The UK government published its controversial Northern Ireland Protocol Bill today in a move described by foreign secretary Liz Truss as a ‘fix’ to post-Brexit trade issues between Great Britain and NI.
However legal experts and some Tory MPs say the bill is illegal under international law, with the EU now preparing to take legal action against the UK.
Prime minister Boris Johnson denies the legislation breaks international law, today calling the bill a “relatively trivial set of adjustments” and arguing the move is necessary to protect the 1998 Good Friday Agreement.
‘Possible trade war’
The EU will respond by taking legal action against the UK in a matter of days, officials in Brussels told the FT and RTE, with the FT reporting that “the two sides are edging closer to a possible trade war”.
One option for the EU is to cancel parts of its post-Brexit trade deal, the EU-UK Trade and Cooperation Agreement, by applying tariffs to British goods.
The bill will be debated and voted on by parliament – perhaps before the summer recess – with opposition expected in both the House of Commons and the Lords.
What’s in the bill
As expected, the bill published before 6pm today (Monday 13 June) would:
1. Green and red channels
The bill would create a green lane for goods from GB destined to remain in NI, allowing for fewer customs checks, and a red lane with existing checks for goods destined for the Republic of Ireland, ie the EU. Foreign secretary Liz Truss has previously said this would be implemented using a ‘trusted trader’ scheme
2. Dual regulatory system
The bill allows British firms exporting to Northern Ireland to choose between meeting EU or UK standards on regulation, “which are expected to increasingly diverge,” according to the Guardian
3. Taxation and state aid
The bill would bring an end to EU control over state aid and value added tax in Northern Ireland. A recent VAT cut on energy-saving materials could not be implemented in NI because of EU tax rules
4. Curbing the ECJ
The bill would end oversight by the European Court of Justice on any trade disputes, which instead would be dealt with by "independent arbitration"
5. Future powers
In Clause 15 of the bill, ministers are given sweeping powers to change almost every aspect of the protocol’s text. The government describes this as an insurance policy “rather than the right to sweep away further chunks of the agreement,” the Guardian reports.
Reaction: ‘Low point’
The bill is heightening tensions in the UK’s prolonged negotiations with the EU over the future implementation of the protocol.

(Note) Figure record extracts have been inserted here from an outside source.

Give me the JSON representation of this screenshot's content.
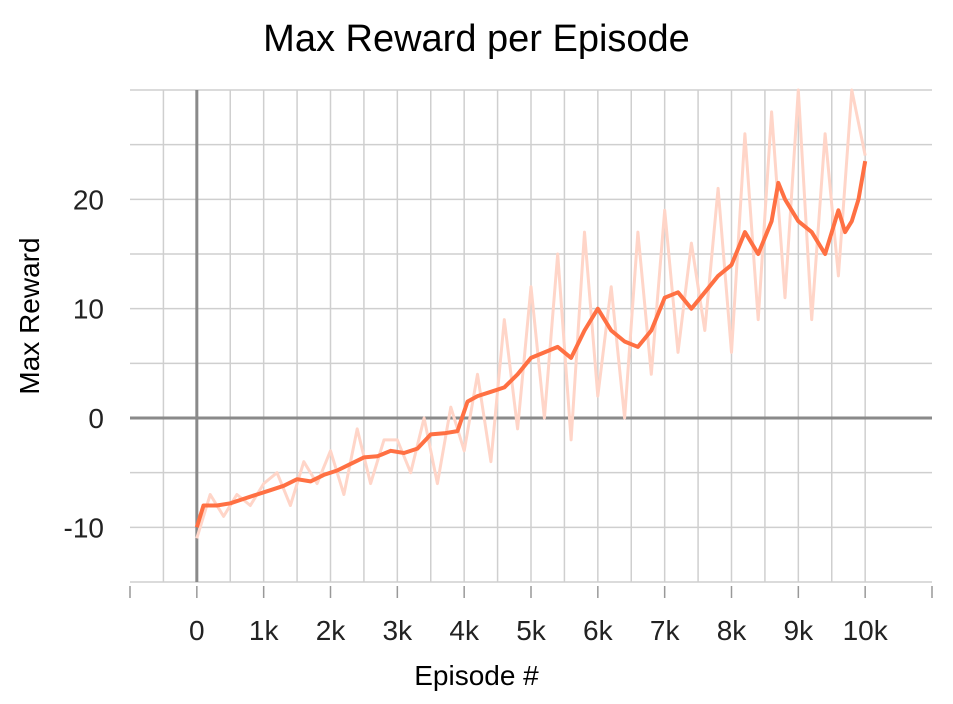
{
  "chart_data": {
    "type": "line",
    "title": "Max Reward per Episode",
    "xlabel": "Episode #",
    "ylabel": "Max Reward",
    "xlim": [
      -1000,
      11000
    ],
    "ylim": [
      -15,
      30
    ],
    "grid": true,
    "x_ticks": [
      0,
      1000,
      2000,
      3000,
      4000,
      5000,
      6000,
      7000,
      8000,
      9000,
      10000
    ],
    "x_tick_labels": [
      "0",
      "1k",
      "2k",
      "3k",
      "4k",
      "5k",
      "6k",
      "7k",
      "8k",
      "9k",
      "10k"
    ],
    "y_ticks": [
      -10,
      0,
      10,
      20
    ],
    "y_tick_labels": [
      "-10",
      "0",
      "10",
      "20"
    ],
    "colors": {
      "smoothed": "#ff7043",
      "raw": "#ffd5c8",
      "grid": "#cfcfcf",
      "axis": "#8a8a8a"
    },
    "series": [
      {
        "role": "raw",
        "x": [
          0,
          200,
          400,
          600,
          800,
          1000,
          1200,
          1400,
          1600,
          1800,
          2000,
          2200,
          2400,
          2600,
          2800,
          3000,
          3200,
          3400,
          3600,
          3800,
          4000,
          4200,
          4400,
          4600,
          4800,
          5000,
          5200,
          5400,
          5600,
          5800,
          6000,
          6200,
          6400,
          6600,
          6800,
          7000,
          7200,
          7400,
          7600,
          7800,
          8000,
          8200,
          8400,
          8600,
          8800,
          9000,
          9200,
          9400,
          9600,
          9800,
          10000
        ],
        "y": [
          -11,
          -7,
          -9,
          -7,
          -8,
          -6,
          -5,
          -8,
          -4,
          -6,
          -3,
          -7,
          -1,
          -6,
          -2,
          -2,
          -5,
          0,
          -6,
          1,
          -3,
          4,
          -4,
          9,
          -1,
          12,
          0,
          15,
          -2,
          17,
          2,
          12,
          0,
          17,
          4,
          19,
          6,
          16,
          8,
          21,
          6,
          26,
          9,
          28,
          11,
          30,
          9,
          26,
          13,
          30,
          24
        ]
      },
      {
        "role": "smoothed",
        "x": [
          0,
          100,
          300,
          500,
          700,
          900,
          1100,
          1300,
          1500,
          1700,
          1900,
          2100,
          2300,
          2500,
          2700,
          2900,
          3100,
          3300,
          3500,
          3700,
          3900,
          4050,
          4200,
          4400,
          4600,
          4800,
          5000,
          5200,
          5400,
          5600,
          5800,
          6000,
          6200,
          6400,
          6600,
          6800,
          7000,
          7200,
          7400,
          7600,
          7800,
          8000,
          8200,
          8400,
          8600,
          8700,
          8800,
          9000,
          9200,
          9400,
          9500,
          9600,
          9700,
          9800,
          9900,
          10000
        ],
        "y": [
          -10,
          -8,
          -8,
          -7.8,
          -7.4,
          -7,
          -6.6,
          -6.2,
          -5.6,
          -5.8,
          -5.2,
          -4.8,
          -4.2,
          -3.6,
          -3.5,
          -3,
          -3.2,
          -2.8,
          -1.5,
          -1.4,
          -1.2,
          1.5,
          2,
          2.4,
          2.8,
          4,
          5.5,
          6,
          6.5,
          5.5,
          8,
          10,
          8,
          7,
          6.5,
          8,
          11,
          11.5,
          10,
          11.5,
          13,
          14,
          17,
          15,
          18,
          21.5,
          20,
          18,
          17,
          15,
          17,
          19,
          17,
          18,
          20,
          23.5
        ]
      }
    ]
  }
}
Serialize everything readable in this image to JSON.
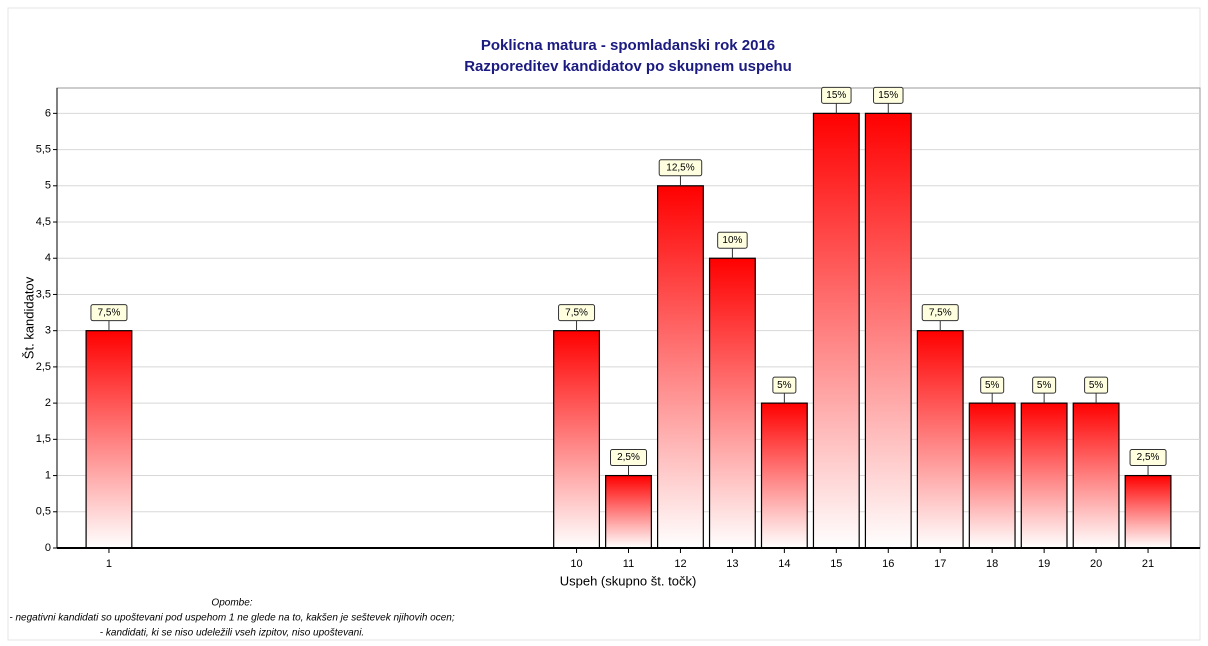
{
  "chart_data": {
    "type": "bar",
    "title": "Poklicna matura - spomladanski rok 2016",
    "subtitle": "Razporeditev kandidatov po skupnem uspehu",
    "x_label": "Uspeh (skupno št. točk)",
    "y_label": "Št. kandidatov",
    "x": [
      1,
      10,
      11,
      12,
      13,
      14,
      15,
      16,
      17,
      18,
      19,
      20,
      21
    ],
    "values": [
      3,
      3,
      1,
      5,
      4,
      2,
      6,
      6,
      3,
      2,
      2,
      2,
      1
    ],
    "shares": [
      7.5,
      7.5,
      2.5,
      12.5,
      10,
      5,
      15,
      15,
      7.5,
      5,
      5,
      5,
      2.5
    ],
    "share_labels": [
      "7,5%",
      "7,5%",
      "2,5%",
      "12,5%",
      "10%",
      "5%",
      "15%",
      "15%",
      "7,5%",
      "5%",
      "5%",
      "5%",
      "2,5%"
    ],
    "color": "#ff0000",
    "xlim": [
      0,
      22
    ],
    "xticks": [
      1,
      10,
      11,
      12,
      13,
      14,
      15,
      16,
      17,
      18,
      19,
      20,
      21
    ],
    "ylim": [
      0,
      6.35
    ],
    "yticks": [
      0,
      {
        "value": 0.5,
        "label": "0,5"
      },
      1,
      {
        "value": 1.5,
        "label": "1,5"
      },
      2,
      {
        "value": 2.5,
        "label": "2,5"
      },
      3,
      {
        "value": 3.5,
        "label": "3,5"
      },
      4,
      {
        "value": 4.5,
        "label": "4,5"
      },
      5,
      {
        "value": 5.5,
        "label": "5,5"
      },
      6
    ],
    "grid": true,
    "notes": [
      "Opombe:",
      "- negativni kandidati so upoštevani pod uspehom 1 ne glede na to, kakšen je seštevek njihovih ocen;",
      "- kandidati, ki se niso udeležili vseh izpitov, niso upoštevani."
    ]
  }
}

Irish Taoiseach (prime minister) Micheal Martin has described the UK’s plans in the BBC as a “low point” and “very regrettable”, while Ireland’s foreign secretary Simon Coveney called the legislation a “big deal”.
“If you are legislating to set aside elements of an international treaty, which is international law, well then you’re breaking international law,” Coveney today told reporters, including the Irish Times.
'Fix the protocol problems'
UK ministers have defended the proposals, with Truss saying that the UK wants to “fix the problems with the NI Protocol and restore political stability” in the region. She added that the EU needed to be more “willing to change”.
NI secretary Brandon Lewis has also defended the legislation as being “lawful” and “correct” on the basis of independent legal advice the government has received from Sir James Eadie QC.
He told Sky News’ Sophy Ridge yesterday that "people will see that what we're proposing resolves the key issues within the Protocol."
‘Time to do a deal’
Tony Danker, the director general of the CBI, told the Guardian that both sides needed to do more to reach a deal that satisfies all parties – including businesses in Northern Ireland.
“I don’t think it’s time for grandstanding. I think it’s time to do a deal,” he said. “I’m firmly of the view the Europeans are being inflexible. At the same time, our measures to take unilateral action in response are unhelpful.”
IOE&IT response: ‘Facilitation is key’
IOE&IT director general Marco Forgione has also said that steps need to be taken to “help facilitate the free flow of goods and services” between Great Britain and Northern Ireland and called “on both sides to come together and solve this in a way that meets the needs of business”.
Forgione, currently attending the 12th Ministerial Conference at the World Trade Organization in Geneva, highlighted the role that trade facilitation has to play in addressing issues such as those that are currently being experienced in Northern Ireland.
“One of the most significant issues being discussed here in Geneva is global trade facilitation,” he said. “It is a timely reminder of the importance education plays in empowering organisations and equipping individuals with the expertise to trade effectively, sustainability and competitively.”